An ecological model of mental health promotion for school communities: adolescent views about mental health promotion in secondary schools in the UK

Pages 289-307 | Received 25 Aug 2014, Accepted 05 Sep 2014, Published online: 16 Oct 2014
 

Abstract

This research gained the views of adolescents about mental health promotion in secondary schools in England, the UK. A flexible design, using self-contained focus group methodology explored views of 26 adolescents. A funnel approach structured five focus groups, each consisting of between three and eight adolescents. Semi-structured questions were asked in an informal, child-centred environment (Morgan, Gibbs, Maxwell, & Britten, 2002, Hearing children's voices: Methodological issues in conducting focus groups with children aged 7–11 years’, Qualitative Research,2, 5–20). A constructivist grounded theory analysis enabled categories and theory to emerge. Theoretical concepts were mapped onto an ecosystems model (Bronfenbrenner, 1979, The ecology of human development: Experiments by nature and design, Cambridge, MA: Harvard University Press) resulting in an ecological framework for mental health promotion in school communities working at three levels: Macro, Meso and Micro. The research concludes that for schools to promote mental health, society and school communities need to provide active listening cultures and an inclusive ethos to embrace mental health promotion.
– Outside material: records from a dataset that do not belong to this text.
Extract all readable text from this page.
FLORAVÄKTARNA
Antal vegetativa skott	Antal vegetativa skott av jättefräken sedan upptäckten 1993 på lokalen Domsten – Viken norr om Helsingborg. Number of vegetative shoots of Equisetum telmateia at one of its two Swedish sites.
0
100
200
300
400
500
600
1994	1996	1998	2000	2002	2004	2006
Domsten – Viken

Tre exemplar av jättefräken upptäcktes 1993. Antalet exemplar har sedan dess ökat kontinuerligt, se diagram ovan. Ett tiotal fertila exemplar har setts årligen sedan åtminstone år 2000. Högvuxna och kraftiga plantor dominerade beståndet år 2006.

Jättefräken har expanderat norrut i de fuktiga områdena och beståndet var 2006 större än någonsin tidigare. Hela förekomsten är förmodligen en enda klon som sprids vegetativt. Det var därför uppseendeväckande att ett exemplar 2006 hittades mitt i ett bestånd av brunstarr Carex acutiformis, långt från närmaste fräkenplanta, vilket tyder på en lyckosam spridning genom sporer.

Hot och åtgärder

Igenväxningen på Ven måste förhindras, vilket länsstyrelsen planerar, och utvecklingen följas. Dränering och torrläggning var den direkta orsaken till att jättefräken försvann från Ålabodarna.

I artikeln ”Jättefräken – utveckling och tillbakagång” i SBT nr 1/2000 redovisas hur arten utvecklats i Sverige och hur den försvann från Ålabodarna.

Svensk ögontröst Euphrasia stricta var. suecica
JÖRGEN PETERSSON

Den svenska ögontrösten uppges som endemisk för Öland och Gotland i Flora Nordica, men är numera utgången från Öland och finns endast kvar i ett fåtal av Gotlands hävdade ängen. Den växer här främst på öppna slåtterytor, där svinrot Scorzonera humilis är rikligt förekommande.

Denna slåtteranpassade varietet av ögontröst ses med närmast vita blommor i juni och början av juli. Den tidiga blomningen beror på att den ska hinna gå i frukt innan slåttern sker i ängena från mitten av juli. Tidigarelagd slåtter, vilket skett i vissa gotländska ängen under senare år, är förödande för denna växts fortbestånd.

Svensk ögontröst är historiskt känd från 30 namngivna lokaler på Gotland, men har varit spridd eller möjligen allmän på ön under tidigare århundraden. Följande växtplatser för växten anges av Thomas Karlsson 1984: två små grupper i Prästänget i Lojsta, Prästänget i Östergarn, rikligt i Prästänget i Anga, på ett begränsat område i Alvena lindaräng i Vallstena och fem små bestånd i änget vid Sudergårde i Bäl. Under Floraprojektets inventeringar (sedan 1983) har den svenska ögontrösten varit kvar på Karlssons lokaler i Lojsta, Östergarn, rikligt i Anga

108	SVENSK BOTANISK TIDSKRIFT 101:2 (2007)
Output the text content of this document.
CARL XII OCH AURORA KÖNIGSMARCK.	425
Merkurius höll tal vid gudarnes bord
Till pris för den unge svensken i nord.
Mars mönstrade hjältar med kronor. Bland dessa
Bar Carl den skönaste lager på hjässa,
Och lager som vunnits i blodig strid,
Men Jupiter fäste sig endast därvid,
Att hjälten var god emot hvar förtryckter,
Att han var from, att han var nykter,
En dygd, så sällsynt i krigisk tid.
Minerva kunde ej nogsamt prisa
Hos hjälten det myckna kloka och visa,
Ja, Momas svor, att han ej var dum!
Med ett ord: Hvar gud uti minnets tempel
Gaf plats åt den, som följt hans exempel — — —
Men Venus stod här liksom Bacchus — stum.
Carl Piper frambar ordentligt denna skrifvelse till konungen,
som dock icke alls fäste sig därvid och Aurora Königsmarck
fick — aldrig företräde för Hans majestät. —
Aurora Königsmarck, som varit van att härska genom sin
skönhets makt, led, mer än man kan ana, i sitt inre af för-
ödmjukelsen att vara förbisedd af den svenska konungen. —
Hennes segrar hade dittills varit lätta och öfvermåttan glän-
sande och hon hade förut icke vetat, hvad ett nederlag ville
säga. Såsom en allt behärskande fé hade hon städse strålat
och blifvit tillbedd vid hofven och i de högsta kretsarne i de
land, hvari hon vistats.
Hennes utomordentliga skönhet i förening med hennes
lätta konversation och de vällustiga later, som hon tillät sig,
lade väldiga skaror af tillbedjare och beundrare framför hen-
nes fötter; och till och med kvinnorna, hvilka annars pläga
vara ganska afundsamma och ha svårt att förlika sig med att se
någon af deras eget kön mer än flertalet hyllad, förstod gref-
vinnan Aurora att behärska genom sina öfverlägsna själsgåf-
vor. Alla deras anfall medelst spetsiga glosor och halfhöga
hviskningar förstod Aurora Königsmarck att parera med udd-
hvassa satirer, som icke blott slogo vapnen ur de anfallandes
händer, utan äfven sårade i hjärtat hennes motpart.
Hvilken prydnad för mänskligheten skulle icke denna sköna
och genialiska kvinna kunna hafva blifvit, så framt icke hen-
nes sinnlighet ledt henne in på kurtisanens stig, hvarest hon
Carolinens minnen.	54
A need arises for adults to have knowledge and understanding of child and adolescent development, identity and the importance of relationships.

Acknowledgements

I would like to express my gratitude to the young people that participated in this research. I would like to thank Dr Mark Fox and Dr Carol Greenway for supervising my work, Cathy Charmaz for her critical review of this article, and Mo Bham and Alison Lee for encouragement and editorial advice. This research was completed as part of a Doctorate Thesis in educational psychology at Tavistock and Portman Clinic, London, UK and Essex University.

Notes

1. Prevention aimed at risk or targeted populations within school.

2. Universal aimed at improving the mental health of the whole population in school.

3. ‘Change fatigue’ is referred to as being an inhibiting factor that can increase staff resistance to implementation due to other changes occurring at similar times.

4. Protective factors that can focus on intervention, prevention, attributing cause to individual deficit medical model theoretical frameworks (Rowling, Citation2009).